Henk wrote:Test (F(x+h)-F(x))/h does not work in discontinues part of a function. For instance if f(u) = u > 0 ? u: 0.01 * u and F(x + h) > 0 but F(x ) < 0
You can't expect equality, but you should get pretty close in most cases. If your h is judiciously chosen, the probability of hitting a corner like that will be very small.
Testing failed because of these errors. And for instance for bias parameter they were not that small. When I replaced activation function by a continous one these errors disappeared.
So when testing gradients I replace my activation function by a continous one with same parameters. Then I know formulas are mainly ok.
Henk wrote:Test (F(x+h)-F(x))/h does not work in discontinues part of a function. For instance if f(u) = u > 0 ? u: 0.01 * u and F(x + h) > 0 but F(x ) < 0
You can't expect equality, but you should get pretty close in most cases. If your h is judiciously chosen, the probability of hitting a corner like that will be very small.
Testing failed because of these errors. And for instance for bias parameter they were not that small. When I replaced activation function by a continous one these errors disappeared.
Found another bug that may have caused these relatively large errors. So previous statement about bias parameter may not be true.

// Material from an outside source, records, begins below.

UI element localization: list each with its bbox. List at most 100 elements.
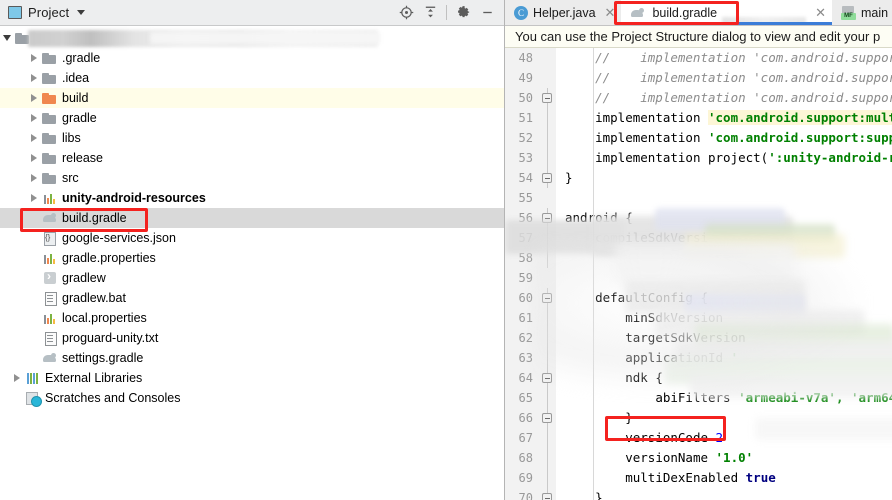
fold-gutter[interactable] <box>540 408 556 428</box>
code-line[interactable]: 57 compileSdkVersi <box>505 228 892 248</box>
tree-row-src[interactable]: src <box>0 168 504 188</box>
fold-gutter[interactable] <box>540 428 556 448</box>
fold-gutter[interactable] <box>540 348 556 368</box>
minimize-icon[interactable] <box>476 2 498 24</box>
expand-arrow-icon[interactable] <box>27 108 41 128</box>
tree-row-gradle-properties[interactable]: gradle.properties <box>0 248 504 268</box>
tree-row-gradle[interactable]: .gradle <box>0 48 504 68</box>
tree-row-google-services-json[interactable]: google-services.json <box>0 228 504 248</box>
code-line[interactable]: 65 abiFilters 'armeabi-v7a', 'arm64-v <box>505 388 892 408</box>
settings-gear-icon[interactable] <box>452 2 474 24</box>
expand-arrow-icon[interactable] <box>10 368 24 388</box>
tree-row-libs[interactable]: libs <box>0 128 504 148</box>
tree-row-scratches-and-consoles[interactable]: Scratches and Consoles <box>0 388 504 408</box>
fold-toggle-icon[interactable] <box>542 373 552 383</box>
collapse-all-icon[interactable] <box>419 2 441 24</box>
fold-gutter[interactable] <box>540 48 556 68</box>
fold-gutter[interactable] <box>540 268 556 288</box>
fold-gutter[interactable] <box>540 108 556 128</box>
tree-row-project-root[interactable] <box>0 28 504 48</box>
code-line[interactable]: 50 // implementation 'com.android.suppor… <box>505 88 892 108</box>
fold-toggle-icon[interactable] <box>542 413 552 423</box>
code-line[interactable]: 68 versionName '1.0' <box>505 448 892 468</box>
code-line[interactable]: 54} <box>505 168 892 188</box>
fold-gutter[interactable] <box>540 308 556 328</box>
fold-gutter[interactable] <box>540 328 556 348</box>
expand-arrow-icon[interactable] <box>27 168 41 188</box>
locate-target-icon[interactable] <box>395 2 417 24</box>
code-line[interactable]: 64 ndk { <box>505 368 892 388</box>
tree-row-local-properties[interactable]: local.properties <box>0 308 504 328</box>
code-line[interactable]: 70 } <box>505 488 892 500</box>
code-line[interactable]: 48 // implementation 'com.android.suppor… <box>505 48 892 68</box>
tree-row-build-gradle[interactable]: build.gradle <box>0 208 504 228</box>
line-number: 55 <box>505 188 540 208</box>
code-line[interactable]: 52 implementation 'com.android.support:s… <box>505 128 892 148</box>
libraries-icon <box>24 370 42 386</box>
expand-arrow-icon[interactable] <box>27 128 41 148</box>
tree-row-gradlew[interactable]: gradlew <box>0 268 504 288</box>
tree-row-idea[interactable]: .idea <box>0 68 504 88</box>
fold-gutter[interactable] <box>540 488 556 500</box>
fold-gutter[interactable] <box>540 248 556 268</box>
code-line[interactable]: 51 implementation 'com.android.support:m… <box>505 108 892 128</box>
code-editor[interactable]: 48 // implementation 'com.android.suppor… <box>505 48 892 500</box>
project-structure-notification[interactable]: You can use the Project Structure dialog… <box>505 26 892 48</box>
code-line[interactable]: 62 targetSdkVersion <box>505 328 892 348</box>
code-line[interactable]: 58 <box>505 248 892 268</box>
tree-row-unity-android-resources[interactable]: unity-android-resources <box>0 188 504 208</box>
fold-gutter[interactable] <box>540 168 556 188</box>
tree-row-settings-gradle[interactable]: settings.gradle <box>0 348 504 368</box>
close-icon[interactable]: ✕ <box>815 6 826 19</box>
fold-toggle-icon[interactable] <box>542 493 552 500</box>
expand-arrow-icon[interactable] <box>27 188 41 208</box>
tree-row-gradle[interactable]: gradle <box>0 108 504 128</box>
code-line[interactable]: 49 // implementation 'com.android.suppor… <box>505 68 892 88</box>
tree-row-gradlew-bat[interactable]: gradlew.bat <box>0 288 504 308</box>
fold-gutter[interactable] <box>540 128 556 148</box>
tree-row-build[interactable]: build <box>0 88 504 108</box>
expand-arrow-icon[interactable] <box>0 28 14 48</box>
expand-arrow-icon[interactable] <box>27 88 41 108</box>
code-line[interactable]: 66 } <box>505 408 892 428</box>
tab-android-manifest[interactable]: main <box>832 0 892 25</box>
fold-gutter[interactable] <box>540 388 556 408</box>
fold-gutter[interactable] <box>540 288 556 308</box>
code-line[interactable]: 55 <box>505 188 892 208</box>
project-panel-title-group[interactable]: Project <box>8 5 86 20</box>
fold-gutter[interactable] <box>540 148 556 168</box>
tree-row-proguard-unity-txt[interactable]: proguard-unity.txt <box>0 328 504 348</box>
close-icon[interactable]: ✕ <box>605 6 616 19</box>
expand-arrow-icon[interactable] <box>27 48 41 68</box>
code-line[interactable]: 67 versionCode 2 <box>505 428 892 448</box>
tree-row-external-libraries[interactable]: External Libraries <box>0 368 504 388</box>
fold-toggle-icon[interactable] <box>542 293 552 303</box>
fold-gutter[interactable] <box>540 448 556 468</box>
chevron-down-icon[interactable] <box>77 10 86 15</box>
fold-toggle-icon[interactable] <box>542 173 552 183</box>
code-line[interactable]: 63 applicationId ' <box>505 348 892 368</box>
java-class-icon: C <box>514 5 528 20</box>
expand-arrow-icon[interactable] <box>27 148 41 168</box>
expand-arrow-icon[interactable] <box>27 68 41 88</box>
code-line[interactable]: 60 defaultConfig { <box>505 288 892 308</box>
fold-gutter[interactable] <box>540 368 556 388</box>
fold-gutter[interactable] <box>540 228 556 248</box>
code-line[interactable]: 59 <box>505 268 892 288</box>
fold-gutter[interactable] <box>540 68 556 88</box>
tab-build-gradle[interactable]: build.gradle ✕ <box>621 0 832 25</box>
fold-toggle-icon[interactable] <box>542 93 552 103</box>
tree-row-release[interactable]: release <box>0 148 504 168</box>
tab-helper-java[interactable]: C Helper.java ✕ <box>505 0 622 25</box>
fold-toggle-icon[interactable] <box>542 213 552 223</box>
fold-gutter[interactable] <box>540 208 556 228</box>
code-line[interactable]: 61 minSdkVersion <box>505 308 892 328</box>
fold-gutter[interactable] <box>540 188 556 208</box>
project-file-tree[interactable]: .gradle .idea build gradle libs release src uni… <box>0 26 504 500</box>
code-line[interactable]: 56 android { <box>505 208 892 228</box>
tree-item-label: .idea <box>62 71 90 85</box>
code-line[interactable]: 69 multiDexEnabled true <box>505 468 892 488</box>
fold-gutter[interactable] <box>540 468 556 488</box>
code-line[interactable]: 53 implementation project(':unity-androi… <box>505 148 892 168</box>
fold-gutter[interactable] <box>540 88 556 108</box>
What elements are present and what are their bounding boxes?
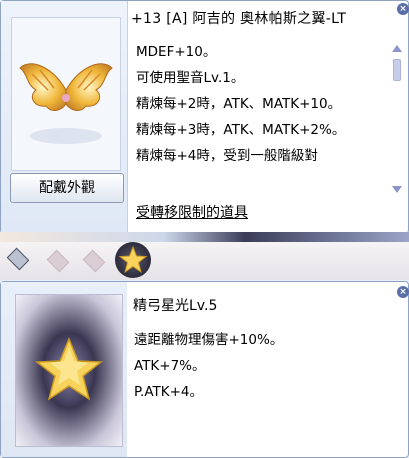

Henk wrote:I looked at batch normalization. But my network does not use mini-batches and computes gradient for loss over one training example.
I read that probably ELU or SELU might help and is faster than using batch normalization. If not then I switch over to mini batches.
I logged on for the sole purpose of saying this, but implement mini-batching as your top priority. It's going to stabilize everything you're doing by some massive amount.
Henk wrote:I looked at batch normalization. But my network does not use mini-batches and computes gradient for loss over one training example.
I read that probably ELU or SELU might help and is faster than using batch normalization. If not then I switch over to mini batches.
I logged on for the sole purpose of saying this, but implement mini-batching as your top priority. It's going to stabilize everything you're doing by some massive amount.
Using SELU now. Some say it's the best others are not so enthusiastic about it. I think I have to calculate variance and mean of the input values and see if it works or not.